Paul Strand

Paul beach ( born October 16, 1890 in New York City; † March 31, 1976 in Orgeval ) was one of the most influential American photographers of the 20th century.

Life and work

Beach came as the son of Czech immigrants in New York and grew up there. At the local Ethical Culture School him the basics of photographic working were taught as a prerequisite for the professional photography by his teacher Lewis Hine. Know through him learned beach Alfred Stieglitz and the Photo- Secessionists and began to intensively with its contemporary art deal. In 1909 he completed his education at the ECS and was a member of the New York Camera Club. Until 1911 he worked in his parents' hardware store and then worked as a commercial photographer until 1918. He experimented with soft-focus lenses, rubber printing and enlarged negatives. With his photographic work from this period he showed the negative aspects of modern industrial civilization, life in New York with his human misery and his alienation.

1916 Alfred Stieglitz devoted his last two issues of the magazine Camera Work, accompanied by an exhibition at the Gallery 291 of Stieglitz's. At the same time, Paul explained to beach in the art with the role of photography. In a text in Seven Arts, he stressed the need for media-oriented use of photography, whose objectivity is not as contradictory to art.

From 1918 to 1919 the beach was Radiographer in the Army Medical Corps. After his discharge from the army he photographed landscapes and rock formations, trying to make money in the advertising industry. With the painter and photographer Charles Sheeler beach made ​​the 1920 experimental film Manhatta, an avant-garde film in the genre of the City movie.

With art films and with free photography beach could not deny his livelihood, he began with the purchase of own movie camera in 1922 his freelance work as a cameraman in news and sports area. The photograph appeared in the background, on the weekends and the holidays. This phase of his life - stepping out of the hectic -urban life of New York in his spare time - was reflected in his later work, in the landscape and nature shots. It was a life-long struggle of the city dweller with nature.

Until the late 1920s, Paul created mainly beach close-ups of subjects in nature. " The idea has image [here] clearly. Precedence over the image quality of photography " A first turning point in the confrontation with the landscape photography he created while working on the Gaspé Peninsula in Canada. Here he came to a way of working that understands the photographic process not only pictorially, but also thematically.

Between 1925 and 1930 undertook beach several trips to unfamiliar areas of the USA and Canada. During this time he discovered the rural life of America and the fascination of the representation. From 1932 to 1934 he lived in Mexico. Here he expanded his expression of culture and people, he was appointed Head of Photography and cinematography of the Visual Arts Department at the Ministry of Education. In 1936, he married Virginia Stevens. 1937 to 1944 he was President of Frontier Films, a nonprofit facility for the production of educational films. As a cameraman and director, he produced many documentaries. After almost ten years of film activity beach returned in 1944 back to photography. In the following years he undertook many photo tours and exhibitions. His project Time in New England was to be the attempt to discover the traces of surviving traditions in the manifestations of a region, its landscape and people. The result is a book that describes America as a traditional country with its different historical traces.

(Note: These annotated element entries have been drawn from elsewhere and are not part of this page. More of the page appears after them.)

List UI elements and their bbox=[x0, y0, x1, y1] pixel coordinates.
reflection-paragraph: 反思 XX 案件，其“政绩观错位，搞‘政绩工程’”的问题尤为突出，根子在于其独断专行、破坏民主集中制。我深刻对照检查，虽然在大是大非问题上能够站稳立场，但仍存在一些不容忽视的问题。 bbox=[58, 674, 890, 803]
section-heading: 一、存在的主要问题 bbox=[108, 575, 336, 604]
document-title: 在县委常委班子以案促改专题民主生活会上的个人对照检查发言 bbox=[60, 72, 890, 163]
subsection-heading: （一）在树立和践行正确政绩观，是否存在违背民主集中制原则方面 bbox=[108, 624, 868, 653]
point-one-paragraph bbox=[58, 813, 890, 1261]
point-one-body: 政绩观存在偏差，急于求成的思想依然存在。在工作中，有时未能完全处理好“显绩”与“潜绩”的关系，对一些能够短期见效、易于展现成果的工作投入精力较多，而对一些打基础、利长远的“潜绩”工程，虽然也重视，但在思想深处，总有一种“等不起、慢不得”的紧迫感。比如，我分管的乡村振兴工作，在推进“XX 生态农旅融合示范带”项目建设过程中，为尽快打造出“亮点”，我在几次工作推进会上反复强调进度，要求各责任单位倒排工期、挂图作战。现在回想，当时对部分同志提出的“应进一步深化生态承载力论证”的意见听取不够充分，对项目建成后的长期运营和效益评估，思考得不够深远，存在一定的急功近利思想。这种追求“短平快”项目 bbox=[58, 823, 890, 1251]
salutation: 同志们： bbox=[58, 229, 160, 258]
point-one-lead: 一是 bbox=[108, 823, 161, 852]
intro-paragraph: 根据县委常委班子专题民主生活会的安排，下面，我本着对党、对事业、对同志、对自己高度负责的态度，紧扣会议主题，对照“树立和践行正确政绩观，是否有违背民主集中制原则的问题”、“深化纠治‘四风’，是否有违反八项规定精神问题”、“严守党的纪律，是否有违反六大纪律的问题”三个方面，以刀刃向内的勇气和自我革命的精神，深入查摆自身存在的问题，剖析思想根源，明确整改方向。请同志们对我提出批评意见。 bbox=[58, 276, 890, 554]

1951 could be Paul beach in France down because he offered no American living and working in more prospects, which began Communist persecution during the McCarthy era. In Europe, he was hoping for a place where he could concentrate on a manageable habitat. In the same year he married Hazel Kingsbury. In 1955 he bought a house in Orgeval, near Paris, where he lived until his death. The next twenty years were marked by travel, exhibitions and publications. Paul died in 1976 sechsundachtzigjährig beach at his home in Orgeval.

Reception

" Strands meticulous focus on the particular materiality and form shape his motives and their consequent isolation from the contemporary historical process is a prerequisite for a Konstruierung of the timeless. Each photo is in this sense a formal conscious, autonomous imaginary single statement [ ... ] Not ' Life -Photography ', not acceleration, but the slowdown in the recording process was for him the starting point for a photographic image that formulated as subjective fragment of only one element meant in the designed structure representation of its culture portraits. "

His works are not only documentary but uncompromising in their search for truth. Stieglitz wrote in 1916:

" Beach has added something new to the old. His shots are brutal, direct, free from any nonsense, free from artifice and not influenced by any ism. "

Awards

Exhibitions (selection)

Bibliography (selection)

  • Time in New England, New York, Oxford University Press, 1950
  • Le France de profile, from Lausanne, La Guilde du Livre, 1952
  • Living Egypt, Dresden, VEB Verlag of Art, 1969
  • Ghana, An African Portrait, New York, Millerton, 1976
  • The world outside my door 1950-1976. Exhibition catalog Essen, Munich, Zurich 1994, ISBN 0-89381-596-9.
  • Paul beach. Könemann, Cologne 2001, ISBN 3-89508-604-5.